Il grasso bruno, particolarmente abbondante nei neonati ma comunque presente e metabolicamente attivo anche negli adulti, pur diminuendo di quantità durante l’infanzia e l’adolescenza, ha un meccanismo integrato che “lo spegne subito dopo l’attivazione”. Questo interruttore, spiegano i ricercatori che lo hanno appena scoperto, è una proteina, chiamata AC3-AT, una forma più corta (troncata) e finora sconosciuta dell’adenilato ciclasi 3 (AC3), che agisce frenando l’attività del grasso bruno, come dettagliato in articolo di ricerca pubblicato sulla rivista Nature Metabolism.

L’azione di questa proteina è stata osservata in modelli murini, studiando topi che, geneticamente, non avevano AC3-AT, nutriti con una dieta ricca di grassi per 15 settimane. “Abbiamo scoperto che i topi erano protetti dal diventare obesi, in parte perché erano semplicemente più bravi a bruciare calorie e in grado di aumentare i loro tassi metabolici attivando grasso bruno” ha affermato il co-autore principale dello studio, il dottor Hande Topel, ricercatore senior presso l’Università della Danimarca Meridionale e il Centro Novo Nordisk per la segnalazione degli adipociti (Adiposign).

Gli studiosi hanno inoltre osservato che, oltre ad accumulare meno grasso, i topi senza proteina AC3-AT avevano aumentato la massa magra rispetto a un gruppo di controllo. “Poiché AC3-AT si trova non solo nei topi ma anche negli esseri umani e in altre specie, ci sono implicazioni terapeutiche dirette per gli esseri umani” hanno aggiunto i ricercatori che, guardando al futuro, ritengono che trovare un modo per bloccare AC3-AT possa essere “una strategia promettente per attivare in modo sicuro il grasso bruno e affrontare l’obesità e i problemi di salute correlati”.
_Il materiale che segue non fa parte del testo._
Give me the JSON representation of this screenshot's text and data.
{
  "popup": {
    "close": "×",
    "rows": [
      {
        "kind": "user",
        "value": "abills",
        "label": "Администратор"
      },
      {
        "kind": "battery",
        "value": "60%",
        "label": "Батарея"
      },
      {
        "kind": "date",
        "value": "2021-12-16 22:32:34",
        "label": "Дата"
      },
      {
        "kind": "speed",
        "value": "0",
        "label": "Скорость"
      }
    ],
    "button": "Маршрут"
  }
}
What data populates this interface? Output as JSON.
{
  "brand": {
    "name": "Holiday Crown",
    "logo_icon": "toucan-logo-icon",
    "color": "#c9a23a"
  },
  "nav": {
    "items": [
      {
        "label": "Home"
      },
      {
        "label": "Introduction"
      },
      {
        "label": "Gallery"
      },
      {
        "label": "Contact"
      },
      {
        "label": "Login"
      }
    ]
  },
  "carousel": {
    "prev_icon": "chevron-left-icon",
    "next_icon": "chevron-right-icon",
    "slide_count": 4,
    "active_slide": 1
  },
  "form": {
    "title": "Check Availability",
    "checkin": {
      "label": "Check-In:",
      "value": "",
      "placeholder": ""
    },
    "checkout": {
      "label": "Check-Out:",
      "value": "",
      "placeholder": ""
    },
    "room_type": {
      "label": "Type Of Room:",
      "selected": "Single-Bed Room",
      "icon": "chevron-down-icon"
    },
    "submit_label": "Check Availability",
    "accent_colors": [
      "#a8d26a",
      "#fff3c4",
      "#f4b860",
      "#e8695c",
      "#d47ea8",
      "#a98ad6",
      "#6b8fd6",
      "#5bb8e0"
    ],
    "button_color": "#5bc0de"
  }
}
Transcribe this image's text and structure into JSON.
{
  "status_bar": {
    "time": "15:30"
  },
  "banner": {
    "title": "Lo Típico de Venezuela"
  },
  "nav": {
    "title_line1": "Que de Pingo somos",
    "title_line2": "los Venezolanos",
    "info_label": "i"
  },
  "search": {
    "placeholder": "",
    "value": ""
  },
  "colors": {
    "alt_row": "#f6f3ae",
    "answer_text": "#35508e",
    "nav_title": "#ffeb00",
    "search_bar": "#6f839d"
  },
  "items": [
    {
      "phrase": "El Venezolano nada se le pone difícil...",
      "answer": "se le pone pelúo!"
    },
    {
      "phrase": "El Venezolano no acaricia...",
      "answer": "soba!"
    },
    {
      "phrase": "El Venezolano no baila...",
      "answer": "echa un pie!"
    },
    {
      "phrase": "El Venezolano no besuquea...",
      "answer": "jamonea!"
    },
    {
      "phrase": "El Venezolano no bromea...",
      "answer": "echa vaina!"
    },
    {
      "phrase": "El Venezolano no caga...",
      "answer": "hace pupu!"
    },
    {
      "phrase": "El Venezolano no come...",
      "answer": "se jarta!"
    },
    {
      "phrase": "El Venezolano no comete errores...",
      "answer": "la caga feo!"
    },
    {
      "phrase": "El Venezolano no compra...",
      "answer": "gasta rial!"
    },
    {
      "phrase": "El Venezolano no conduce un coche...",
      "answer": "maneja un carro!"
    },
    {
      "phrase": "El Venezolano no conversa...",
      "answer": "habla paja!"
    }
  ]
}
Prima di arrivare allo sviluppo di nuovi farmaci in grado di attivare il grasso bruno saranno comunque necessarie ulteriori ricerche, volte per chiarire i dettagli dell’azione di AC3-AT nei confronti di questo tessuto. “La comprensione di questo tipo di meccanismi molecolari fa luce non solo sulla regolazione del grasso bruno ma promette anche si svelare meccanismi simili in altri percorsi cellulari – ha aggiunto il professor Jan-Wilhelm Kornfeld dell’Università della Danimarca meridionale e coautore senior dello studio – . Questa conoscenza può essere determinante per migliorare la nostra comprensione di varie malattie e per lo sviluppo di nuovi trattamenti”.